In other cases – we can’t identify the cause.  You have some cases of mental disorders that develop in people with perfect childhoods.  You have people with horrible experiences who are remarkably healthy – rare, but true.  In many cases though, someone with a history of child abuse will develop some mental disorder – but the type is very hard to predict.

In “Spider’s” case, he became a drug addict, had an anger problem and felt that he had to prove he could “conquer” women (his own words), leading to the destruction of his family.  Likely he suffered from depression, anxiety disorder, and possibly Mental Health - Child AbusePost-Traumatic Stress Disorder.  Telling the “secret”, not carrying the weight may, just may have kept him from his self-destructive behavior.  Unfortunately, it may not have stopped his daughter from being a victim, but it might have allowed him better tools than a bat to deal with her problem.

In severe cases, extreme trauma can actually cause the personality to “split,” in “Dissociative Identity Disorder” (DID), which was previously called “Multiple Personality Disorder” (MPD).

(Photo-source: http://blogs.ocweekly.com/navelgazing/2014/08/scott_spider_spideralamode_facebook_molest.php)
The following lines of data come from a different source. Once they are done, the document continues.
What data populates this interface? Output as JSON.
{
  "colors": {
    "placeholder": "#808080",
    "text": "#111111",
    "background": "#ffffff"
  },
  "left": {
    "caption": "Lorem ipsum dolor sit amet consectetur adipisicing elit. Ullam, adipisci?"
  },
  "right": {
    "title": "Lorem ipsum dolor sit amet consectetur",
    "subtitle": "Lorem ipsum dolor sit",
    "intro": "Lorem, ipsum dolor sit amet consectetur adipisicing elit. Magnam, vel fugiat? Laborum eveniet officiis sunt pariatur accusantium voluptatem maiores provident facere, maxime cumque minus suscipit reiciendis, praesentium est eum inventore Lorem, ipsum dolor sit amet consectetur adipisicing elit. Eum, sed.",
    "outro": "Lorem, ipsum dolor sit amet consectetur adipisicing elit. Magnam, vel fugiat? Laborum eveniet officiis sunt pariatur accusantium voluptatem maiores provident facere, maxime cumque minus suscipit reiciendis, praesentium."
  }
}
Sexual abuse has another problem – that children are often disbelieved which worsens the trauma.  Unlike physical abuse, unlike neglect, unlike starvation – there are no “obvious” signs.  There are signs, but you have to know what they are.  Children who have been sexually abused do exhibit signs:

•    changes in behavior or personality type – a normally outgoing child becomes withdrawn, a normally gregarious child becomes angry and sullen
•    bed wetting and nightmares (oddly the bed-wetting may be punished)
•    refusal to go to school, church, sports or club activities or to a certain friend’s house
•    sudden clinginess or a sudden desire to be left alone

Too often, adults don’t ask.  Too often, children don’t tell.  Sadly, sometimes adults won’t listen.  If you know of a child that has
sudden behavioral changes – ask.  If you are an adult, believe.  If you are a victim, tell.  Even at a late date, telling can change your life and resolve some of your “issues.” I think in the end, “Spider’s” main message was “tell your kids to tell.”

What does this have to do with mental health?

Sexual abuse can contribute to:

PTSD, Depression, Bipolar Disorder, Anxiety Disorder, Intermittent Explosive Disorder, Obsessive Compulsive Disorder, Bulimia, Anorexia, Drug Addiction, Alcoholism, Attachment Disorder… and many more.